Celebrating Palm Sunday with Matthew’s Passion Narrative

Thomas O’Loughlin

The voices we hear reading the Passion during Holy Week can enhance the liturgical occasion, but alongside the opportunities there are pitfalls to avoid, writes Thomas O’Loughlin, Professor of Historical Theology at the University of Nottingham.

Twice each year, on Palm Sunday and Good Friday, the reading of the gospel becomes visibly a liturgical event in its own right. On these occasions the dramatic reading with several voices may replace the solitary tone of the deacon/priest. Yet in most parishes this is not only a missed opportunity to do something which can enhance the whole celebration, but can become something counter-productive to good communication. At the very least it can become a shambles of voices coming in off-cue, lines-lost, or confused mumbling (‘Whose line is it?’ ‘Who’s that voice supposed to represent?’). At worst it can send hidden signals to the congregation about how we view the Passion, the Jews, and the ministry of proclamation.

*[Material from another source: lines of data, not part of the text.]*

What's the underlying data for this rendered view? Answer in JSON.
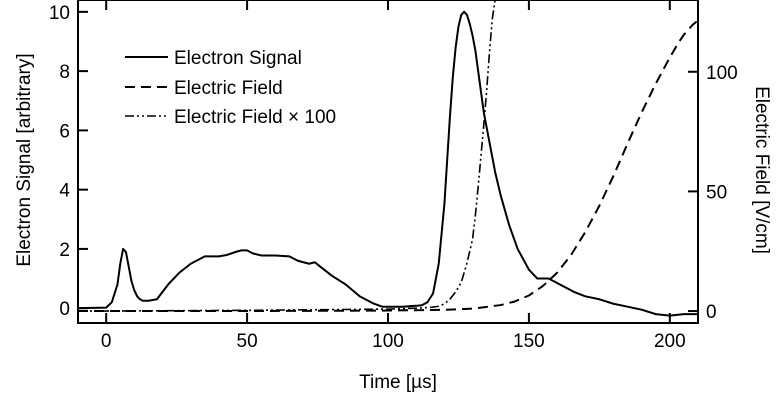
{
  "chart_data": {
    "type": "line",
    "title": "",
    "xlabel": "Time [µs]",
    "ylabel_left": "Electron Signal [arbitrary]",
    "ylabel_right": "Electric Field [V/cm]",
    "xlim": [
      -10,
      210
    ],
    "ylim_left": [
      -0.5,
      10.4
    ],
    "ylim_right": [
      -5,
      130
    ],
    "x_ticks": [
      0,
      50,
      100,
      150,
      200
    ],
    "y_left_ticks": [
      0,
      2,
      4,
      6,
      8,
      10
    ],
    "y_right_ticks": [
      0,
      50,
      100
    ],
    "grid": false,
    "legend_position": "top-left",
    "series": [
      {
        "name": "Electron Signal",
        "axis": "left",
        "style": "solid",
        "x": [
          -10,
          0,
          2,
          4,
          5,
          6,
          7,
          8,
          9,
          10,
          11,
          12,
          13,
          15,
          18,
          22,
          26,
          30,
          35,
          40,
          43,
          46,
          48,
          50,
          52,
          55,
          60,
          65,
          68,
          70,
          72,
          74,
          76,
          80,
          85,
          90,
          95,
          98,
          100,
          105,
          110,
          112,
          114,
          116,
          118,
          120,
          121,
          122,
          123,
          124,
          125,
          126,
          127,
          128,
          129,
          130,
          131,
          132,
          134,
          136,
          138,
          140,
          143,
          146,
          150,
          153,
          155,
          157,
          160,
          163,
          166,
          170,
          175,
          180,
          185,
          190,
          195,
          200,
          205,
          210
        ],
        "y": [
          0.0,
          0.02,
          0.2,
          0.8,
          1.5,
          2.0,
          1.9,
          1.4,
          0.9,
          0.6,
          0.4,
          0.3,
          0.25,
          0.25,
          0.3,
          0.8,
          1.2,
          1.5,
          1.75,
          1.75,
          1.8,
          1.9,
          1.95,
          1.95,
          1.85,
          1.78,
          1.78,
          1.75,
          1.6,
          1.55,
          1.5,
          1.55,
          1.4,
          1.1,
          0.8,
          0.4,
          0.15,
          0.05,
          0.05,
          0.05,
          0.08,
          0.1,
          0.2,
          0.5,
          1.5,
          3.5,
          5.0,
          6.5,
          7.8,
          8.8,
          9.5,
          9.9,
          10.0,
          9.9,
          9.6,
          9.2,
          8.7,
          8.0,
          6.6,
          5.6,
          4.6,
          3.8,
          2.8,
          2.0,
          1.3,
          1.0,
          1.0,
          1.0,
          0.85,
          0.7,
          0.55,
          0.4,
          0.3,
          0.15,
          0.05,
          -0.05,
          -0.2,
          -0.25,
          -0.2,
          -0.2
        ]
      },
      {
        "name": "Electric Field",
        "axis": "right",
        "style": "dashed",
        "x": [
          -10,
          0,
          50,
          100,
          120,
          130,
          140,
          145,
          150,
          155,
          160,
          165,
          170,
          175,
          180,
          185,
          190,
          195,
          200,
          203,
          205,
          208,
          210
        ],
        "y": [
          0,
          0,
          0,
          0.2,
          0.5,
          1.0,
          2.5,
          4.0,
          6.5,
          10.5,
          16.0,
          23.5,
          33.0,
          44.0,
          56.5,
          70.0,
          83.0,
          95.0,
          106.0,
          112.0,
          115.5,
          119.5,
          121.5
        ]
      },
      {
        "name": "Electric Field × 100",
        "axis": "right",
        "style": "dash-dot",
        "x": [
          -10,
          0,
          50,
          100,
          110,
          115,
          118,
          120,
          122,
          124,
          126,
          128,
          130,
          131,
          132,
          133,
          134,
          135,
          136,
          137,
          138
        ],
        "y": [
          0,
          0,
          0.3,
          0.8,
          1.2,
          1.5,
          2.0,
          3.0,
          5.0,
          8.0,
          12.0,
          20.0,
          30.0,
          40.0,
          52.0,
          65.0,
          78.0,
          92.0,
          108.0,
          122.0,
          130.0
        ]
      }
    ]
  }
}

The traditional format of using several voices to read the Passion has much to recommend it: the unusual style picks out this reading as special; and given that the Passion on Palm Sunday is the longest Sunday reading of the year, the variety of voices makes the story easier to follow and less monotonous. However, some points should be noted about reading it in this way. First, if people are ‘following it’ in booklets, then they are not listening but engaged in a kind of semi-reading / semi-listening that has the disadvantages of both activities, without the particular benefit of either.